Bottom line is it was a cool unit, but waaay over-priced as other have noted before me. What makes it even worse is the reps at the expo included their main sales reps and some engineers, who were trying to sell us to be dealers, were brutal. So I'm not sure what that says about the company as a whole, but it is probably not a good thing. I don't see any way this company survives unless they get a ton of athletes/movie stars buying them left and right. At this point, they've apparently only sold a few dozen and its been on the market for I believe about a year. He seemed rather proud of that but making probably $5,000 per system, that isn't going to cut it to support an entire company.

To answer a question I saw earlier about what's stopping the user from renting blockbuster movies to be ripped and returned. Nothing is stopping them. I asked that same question and the rep snobbishly laughed and explained that their clients don't rent movies, they buy them.

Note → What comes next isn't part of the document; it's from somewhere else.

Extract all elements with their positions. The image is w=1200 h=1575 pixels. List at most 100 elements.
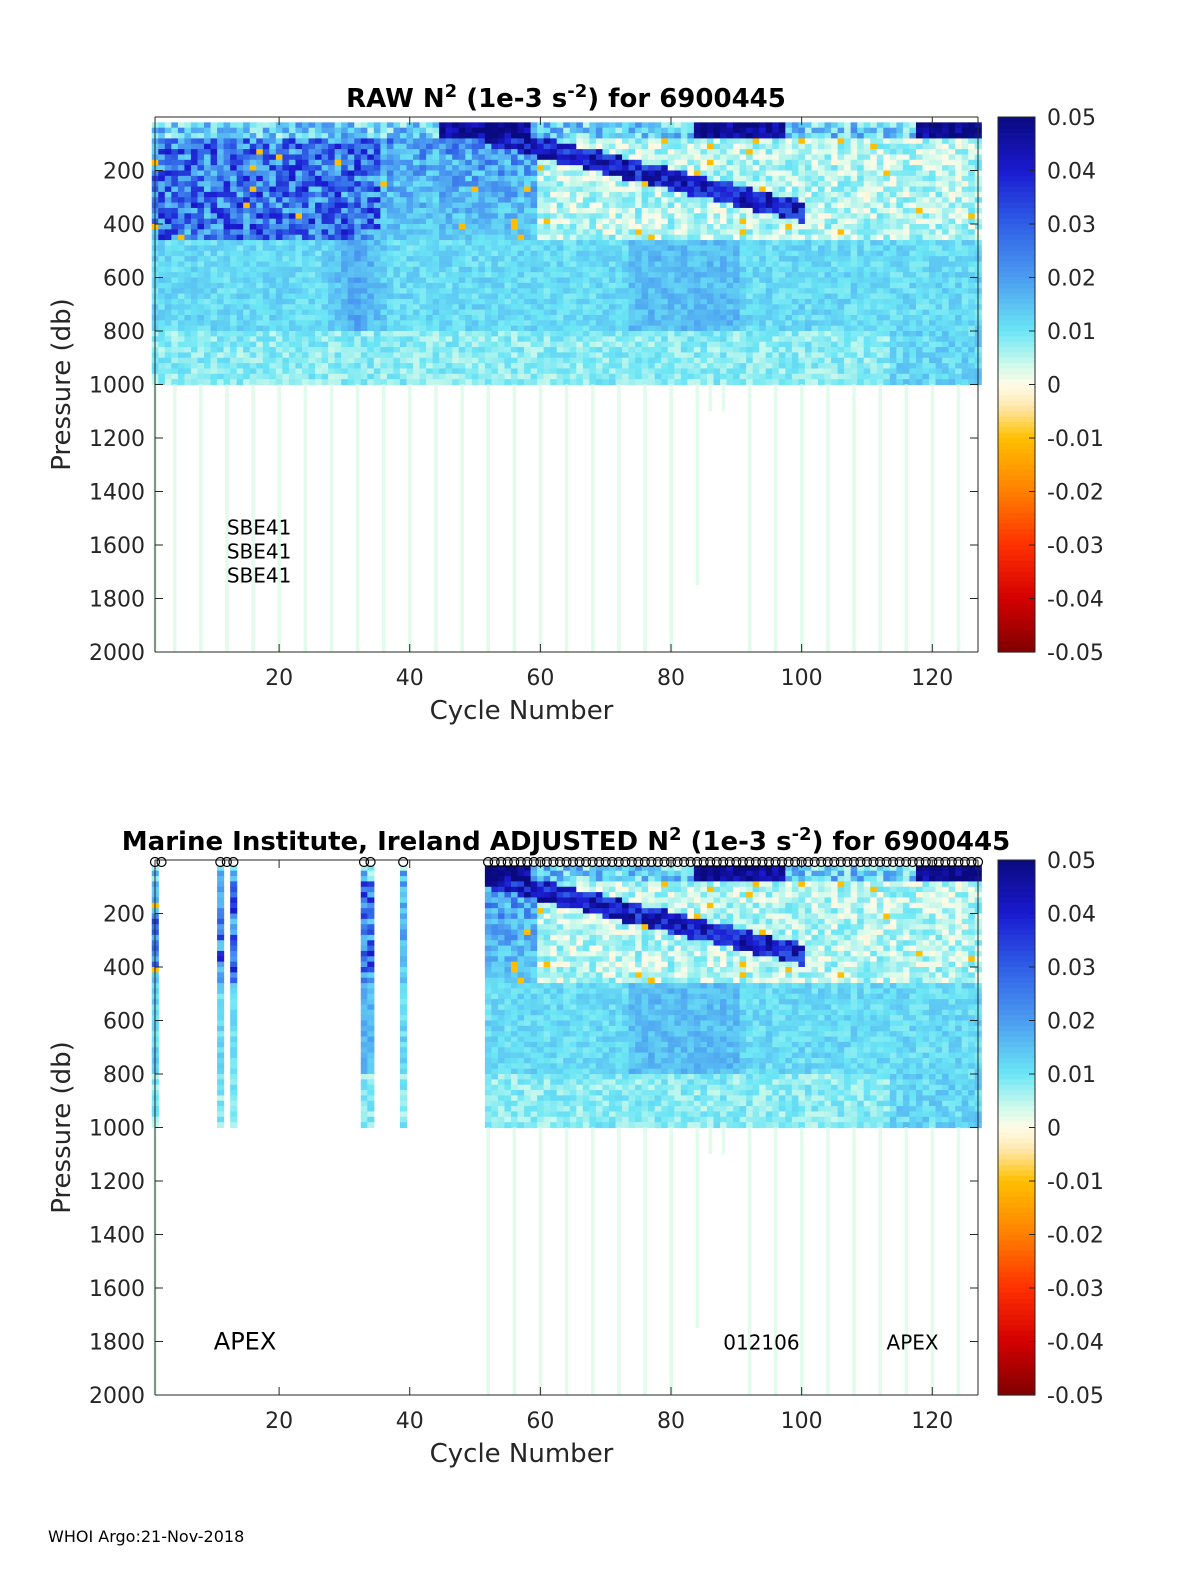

Which is probably true. I also asked about how this is legal for them to do, and they said it took years of getting the movie indutry's backing, but they were finally able to do it. Looks like that might not have been the case after all. Now their clients all can be sued. Probably won't happen, but with the MPAA, you never know.

I'm an avid anti-*AA person (DVDCCA is close enough). But in this case, I really don't care. I think it's funny actually. I'll laugh if they sue this company in to bankruptcy. They're going to die off anyways, why not speed up the process.

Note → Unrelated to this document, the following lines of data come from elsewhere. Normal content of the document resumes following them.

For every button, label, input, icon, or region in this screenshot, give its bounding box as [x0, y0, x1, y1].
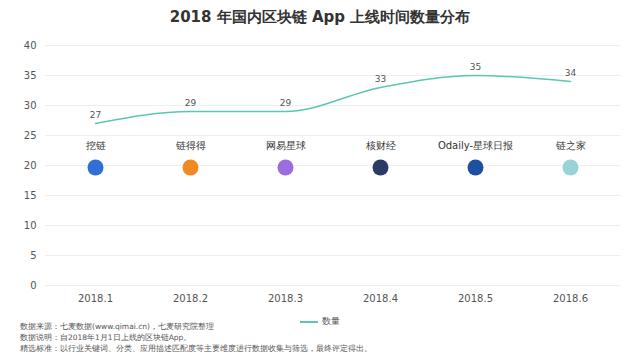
svg-text:挖链: 挖链 — [86, 140, 106, 151]
svg-text:35: 35 — [470, 62, 481, 72]
html-text:数据来源：七麦数据(www.qimai.cn)，七麦研究院整: 数据来源：七麦数据(www.qimai.cn)，七麦研究院整理 — [20, 322, 214, 331]
svg-text:27: 27 — [90, 110, 101, 120]
svg-text:33: 33 — [375, 74, 386, 84]
svg-text:40: 40 — [24, 40, 37, 51]
svg-text:10: 10 — [24, 220, 37, 231]
svg-text:20: 20 — [24, 160, 37, 171]
svg-text:2018.1: 2018.1 — [78, 293, 113, 304]
svg-text:2018.5: 2018.5 — [458, 293, 493, 304]
svg-text:5: 5 — [30, 250, 36, 261]
svg-text:29: 29 — [280, 98, 292, 108]
svg-text:链得得: 链得得 — [175, 140, 206, 151]
html-text:精选标准：以行业关键词、分类、应用描述匹配度等主要维度进行数: 精选标准：以行业关键词、分类、应用描述匹配度等主要维度进行数据收集与筛选，最终评… — [20, 344, 372, 353]
html-text:2018 年国内区块链 App 上线时间数量分布: 2018 年国内区块链 App 上线时间数量分布 — [169, 8, 471, 26]
svg-text:0: 0 — [30, 280, 36, 291]
svg-text:15: 15 — [24, 190, 37, 201]
svg-text:29: 29 — [185, 98, 197, 108]
svg-text:2018.4: 2018.4 — [363, 293, 398, 304]
svg-text:链之家: 链之家 — [555, 140, 586, 151]
html-text:数据说明：自2018年1月1日上线的区块链App。: 数据说明：自2018年1月1日上线的区块链App。 — [20, 333, 192, 342]
svg-text:35: 35 — [24, 70, 37, 81]
svg-text:2018.6: 2018.6 — [553, 293, 588, 304]
html-text:数量: 数量 — [322, 316, 340, 326]
svg-text:网易星球: 网易星球 — [266, 140, 306, 151]
svg-text:34: 34 — [565, 68, 577, 78]
svg-text:Odaily-星球日报: Odaily-星球日报 — [438, 140, 513, 151]
svg-text:2018.3: 2018.3 — [268, 293, 303, 304]
svg-text:2018.2: 2018.2 — [173, 293, 208, 304]
svg-text:25: 25 — [24, 130, 37, 141]
svg-text:核财经: 核财经 — [365, 140, 396, 151]
svg-text:30: 30 — [24, 100, 37, 111]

Almost double what it should be... (2, Interesting)

Anonymous Freak (16973) | more than 9 years ago | (#11036414)

So, designing my own version of this system, I've got an Apple Xserve single-proc system with two 80GB hard drives (software RAID-1 for protection of the system,) a Combo Drive and Fibre Channel controller, plus an Xserve RAID maxed out with 5.6TB of space (4TB usable after making it a RAID-50 with hot spares.) This comes to just under $17,000. A few free programs, such as DVBackup or MacTheRipper, and I have the 'backup' capability. Add an Elgato System EyeHome, and voila! (Heck, if the EyeHome could control an EyeTV connected to the server, this setup would be a great DVR as well.)

Or program your own custom interface that uses an iBook or iMac as the client. Add a computer-accessory IR remote, and you're all set.

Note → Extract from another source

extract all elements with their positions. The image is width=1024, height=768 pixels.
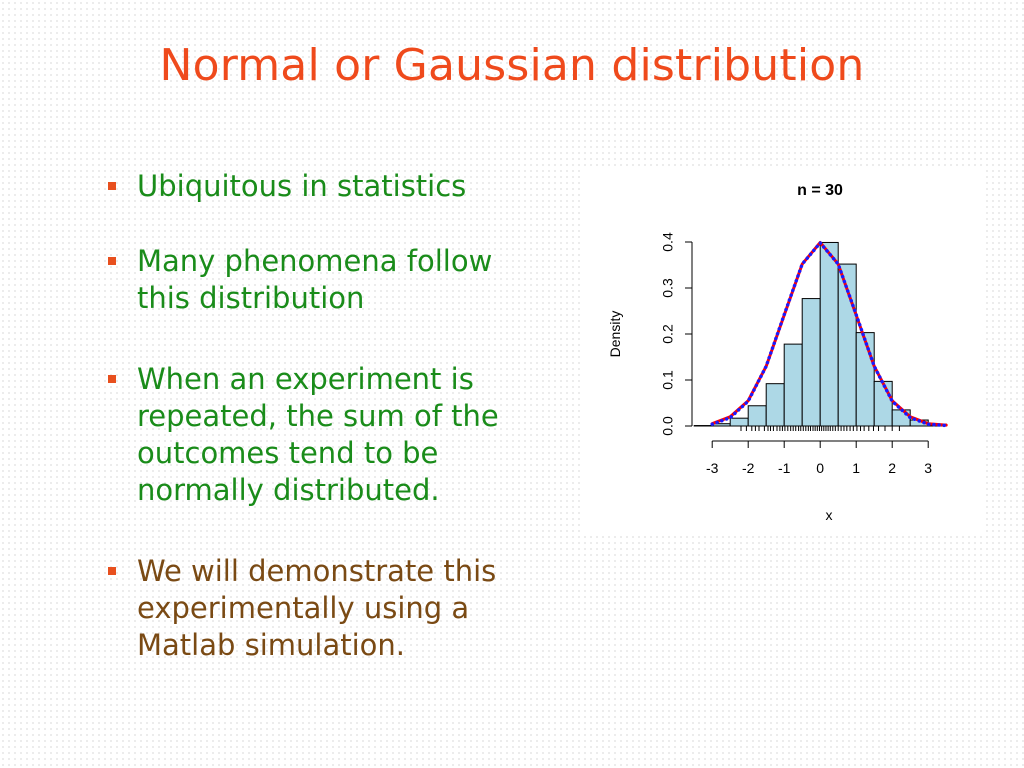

Total cost $17450 with an EyeHome, and two AirPort Express base stations (one connected to the server, one to the EyeHome, for wireless transmission.) Add $330 or $350 for an EyeTV (SD or HD, respectively.)

Total cost $18190 with an iBook as playback/control and an AirPort Express to connect to the server, and a Keyspan Express Remote to control the iBook. (Custom interface software not provided, and would have to be written.) Again, add $330 or $350 for an EyeTV (which could be connected directly to the iBook, in this setup.)